Well, I saw two more films at the Sarasota Film Festival, the Danish film Stealing Rembrandt which had it's US premiere Saturday, and Bedwin Hacker from Tunisia. It's kind of cool to be able to go see movies that almost no one has seen yet, in a movie snob sort of way. Yesterday when I went with my brother to see Stealing Rembrandt, he thought it was pretty funny because everybody who was waiting in line was clearly wealthy, retiree, artsy snob type who were all dressed up, probably just because it was a film festival that they were at. We were both a good thirty years younger than anybody else there. Any time I've gone to a movie around here that's artsy or foreign, my siblings and I are always the youngest people, by far, in the theater.
Bedwin Hacker is the first movie I've seen where computers and hacking were involved that I didn't sit there the whole time thinking how ridiculous the movie is. The film centers around a woman in Tunisia who is hacking into satellite transmissions to send what were basically Tunisian nationalist messages over the French airwaves (I didn't realize this was possible, but apparently, it's happened before). Not knowing enough about Tunisian history and Tunisian/French relations, the motivations for hacking didn't entirely make sense, though it seemed to be partly motivated by French crackdown on illegal Tunisian immigration, and partly a way of encouraging Tunisian's living in France to embrace their national and ethnic pride. As Kalt, the hacker, is wreaking havoc (and becoming a Kevin Mitnick style folk hero), the French police are trying to figure out who is doing it, and to track her down. One interesting thing about the movie is that all of the computer-savvy people are women--Kalt, her 10 yr old niece who is also involved in hacking the satellite systems, and the French intelligence agent who's trying to catch them. In America, the stereotype is of the teenage pizza-eating male hacker, but here you have a movie from Tunisia, of all places, where you find female geeks. If Bedwin Hacker makes it into any theaters or on video in the US (I don't think it has a US distributor yet), I would recommend watching it.

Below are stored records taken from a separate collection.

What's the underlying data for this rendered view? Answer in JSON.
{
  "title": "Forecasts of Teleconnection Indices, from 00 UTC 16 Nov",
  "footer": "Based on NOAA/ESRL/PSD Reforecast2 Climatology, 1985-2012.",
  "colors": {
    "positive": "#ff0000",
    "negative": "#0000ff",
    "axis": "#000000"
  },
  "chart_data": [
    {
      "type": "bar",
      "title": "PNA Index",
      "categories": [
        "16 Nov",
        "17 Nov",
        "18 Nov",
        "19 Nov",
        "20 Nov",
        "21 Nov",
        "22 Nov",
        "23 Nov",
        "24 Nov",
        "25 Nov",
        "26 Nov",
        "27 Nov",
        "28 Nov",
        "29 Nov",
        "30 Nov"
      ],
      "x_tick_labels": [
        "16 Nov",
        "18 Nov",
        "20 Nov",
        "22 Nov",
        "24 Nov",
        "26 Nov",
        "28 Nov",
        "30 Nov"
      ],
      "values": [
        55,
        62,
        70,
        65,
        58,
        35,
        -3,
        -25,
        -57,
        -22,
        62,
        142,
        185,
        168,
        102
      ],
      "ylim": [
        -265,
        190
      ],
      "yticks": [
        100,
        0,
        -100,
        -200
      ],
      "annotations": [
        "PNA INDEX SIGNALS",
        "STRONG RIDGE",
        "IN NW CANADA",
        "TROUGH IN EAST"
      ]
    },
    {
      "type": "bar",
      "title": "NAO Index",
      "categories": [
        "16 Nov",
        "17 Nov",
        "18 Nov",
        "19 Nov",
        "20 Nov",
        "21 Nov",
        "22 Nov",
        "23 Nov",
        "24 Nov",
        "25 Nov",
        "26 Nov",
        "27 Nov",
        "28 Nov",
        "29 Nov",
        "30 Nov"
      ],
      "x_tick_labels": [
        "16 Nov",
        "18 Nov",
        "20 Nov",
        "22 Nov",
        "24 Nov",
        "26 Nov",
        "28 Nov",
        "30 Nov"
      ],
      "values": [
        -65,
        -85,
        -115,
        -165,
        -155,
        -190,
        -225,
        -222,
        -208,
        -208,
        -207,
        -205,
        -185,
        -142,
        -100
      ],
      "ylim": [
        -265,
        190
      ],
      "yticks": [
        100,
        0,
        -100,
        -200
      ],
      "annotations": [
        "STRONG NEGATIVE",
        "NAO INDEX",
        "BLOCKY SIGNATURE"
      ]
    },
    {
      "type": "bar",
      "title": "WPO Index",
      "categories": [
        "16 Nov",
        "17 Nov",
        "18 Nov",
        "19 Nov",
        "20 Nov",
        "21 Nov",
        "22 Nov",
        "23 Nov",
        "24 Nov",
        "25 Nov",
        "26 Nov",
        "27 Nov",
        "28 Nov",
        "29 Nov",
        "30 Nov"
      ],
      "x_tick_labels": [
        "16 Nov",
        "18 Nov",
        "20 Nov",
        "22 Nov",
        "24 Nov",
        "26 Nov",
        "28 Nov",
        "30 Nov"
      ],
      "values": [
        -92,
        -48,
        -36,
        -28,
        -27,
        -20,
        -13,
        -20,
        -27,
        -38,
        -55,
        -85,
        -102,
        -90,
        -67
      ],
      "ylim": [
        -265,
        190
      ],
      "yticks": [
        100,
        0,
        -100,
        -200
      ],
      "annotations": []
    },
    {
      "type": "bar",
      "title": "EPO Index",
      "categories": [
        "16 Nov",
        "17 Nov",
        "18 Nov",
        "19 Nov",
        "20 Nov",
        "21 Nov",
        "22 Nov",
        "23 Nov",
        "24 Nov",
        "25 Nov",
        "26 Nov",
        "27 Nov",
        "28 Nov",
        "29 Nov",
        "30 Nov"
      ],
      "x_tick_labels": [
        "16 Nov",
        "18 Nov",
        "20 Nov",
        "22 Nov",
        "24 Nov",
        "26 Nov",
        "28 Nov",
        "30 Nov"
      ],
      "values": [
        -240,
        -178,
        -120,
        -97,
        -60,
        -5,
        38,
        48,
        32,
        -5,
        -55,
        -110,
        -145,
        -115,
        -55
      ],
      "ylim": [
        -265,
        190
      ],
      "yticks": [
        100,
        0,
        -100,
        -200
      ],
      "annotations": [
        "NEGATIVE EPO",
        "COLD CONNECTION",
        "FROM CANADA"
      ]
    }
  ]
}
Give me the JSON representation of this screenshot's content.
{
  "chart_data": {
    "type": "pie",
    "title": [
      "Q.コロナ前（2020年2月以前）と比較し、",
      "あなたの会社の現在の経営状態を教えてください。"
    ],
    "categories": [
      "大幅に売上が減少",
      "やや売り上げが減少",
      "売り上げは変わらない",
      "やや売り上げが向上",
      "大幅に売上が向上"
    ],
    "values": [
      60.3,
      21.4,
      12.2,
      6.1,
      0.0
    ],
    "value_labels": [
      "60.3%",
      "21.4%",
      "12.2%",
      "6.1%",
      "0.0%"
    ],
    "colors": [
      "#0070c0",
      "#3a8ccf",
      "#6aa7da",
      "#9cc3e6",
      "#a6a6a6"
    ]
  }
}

Stealing Rembrandt is inspired by a real-life heist of two paintings from an art museum in Denmark. The erstwhile thieves didn't realize that one of those paintings was in fact the only Rembrandt in Denmark. Stealing Rembrandt takes that story, and turns it into a tale of four small time thieves who acidentally steal the wrong painting when the father and his partner in crime go to lift another painting in a robbery planned by the son and his roommate. It's not so easy to get rid of a Rembrandt when the entire country, the Danish police, Interpol, and crime figures are all trying to find it. It's a very funny movie, though there are also moving dramatic elements mixed in. Judging from the response at the film festival, it might actually have a chance to get picked up by a US distributor, which would be great. If it does make it to theaters, I highly recommend going to see it.